Specifically filters the chr18 centromere (chr18:15460900-20861207) which contains variants that cause VEP to return ‘-nan’ in the context field, leading to JSON parsing errors. This region will be investigated separately.
- gnomad_qc.v4.annotations.recover_and_complete_vep115.filter_to_centromere_variants(ht)[source]
Filter to ONLY variants in the chr18 centromere region.
This function is used to isolate centromere variants for VEP processing with a modified configuration that excludes the context plugin (which causes ‘-nan’ errors).
- gnomad_qc.v4.annotations.recover_and_complete_vep115.run_vep_on_remaining(ht, vep_config_path='file:///vep_data/vep-gcloud.json')[source]
Run VEP on variants that need it.
- gnomad_qc.v4.annotations.recover_and_complete_vep115.run_vep_on_centromere(ht, vep_config_path='file:///vep_data/vep-gcloud.json')[source]

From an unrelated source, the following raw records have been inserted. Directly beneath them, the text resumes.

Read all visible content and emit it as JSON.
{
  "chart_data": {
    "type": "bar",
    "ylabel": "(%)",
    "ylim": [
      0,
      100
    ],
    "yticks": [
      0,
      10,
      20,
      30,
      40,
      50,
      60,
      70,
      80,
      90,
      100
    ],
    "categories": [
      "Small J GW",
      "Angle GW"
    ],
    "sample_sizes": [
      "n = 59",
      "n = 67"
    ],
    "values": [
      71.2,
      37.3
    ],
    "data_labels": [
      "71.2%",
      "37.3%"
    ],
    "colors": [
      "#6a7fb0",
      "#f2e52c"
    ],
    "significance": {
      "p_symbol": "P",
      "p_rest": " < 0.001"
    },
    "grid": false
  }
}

Run VEP on chr18 centromere variants.
WARNING: This step requires using a VEP init script that does NOT include the ‘context’ plugin in the VEP command, as the context plugin causes ‘-nan’ errors for variants in centromeric regions.
- gnomad_qc.v4.annotations.recover_and_complete_vep115.add_vep_metadata(ht, vep_config_path)[source]
Add VEP metadata (version, help, config) to global annotations.
- gnomad_qc.v4.annotations.recover_and_complete_vep115.combine_vep_results(context_ht, partial_vep_ht, revep_ht, centromere_revep_ht, vep_config_path='file:///vep_data/vep-gcloud.json')[source]
Combine VEP results from partial HT and newly VEPed variants.
Annotates context HT with VEP from multiple sources in priority order:
Partial VEP HT (from original run).
ReVEP HT (newly VEPed non-centromere variants).
Centromere ReVEP HT (VEPed centromere variants).
Variants not covered by any source will have missing VEP annotations.
- Parameters:
context_ht (
Table) – Context Hail Table.partial_vep_ht (
Table) – Partial VEP Hail Table with VEP annotations on the context HT key.revep_ht (
Table) – Hail Table with newly VEPed variants (excluding centromere).centromere_revep_ht (
Table) – Hail Table with VEPed centromere variants.vep_config_path (
str) – Path to VEP config file.
- Return type:
- Returns:
Final combined Hail Table with VEP metadata.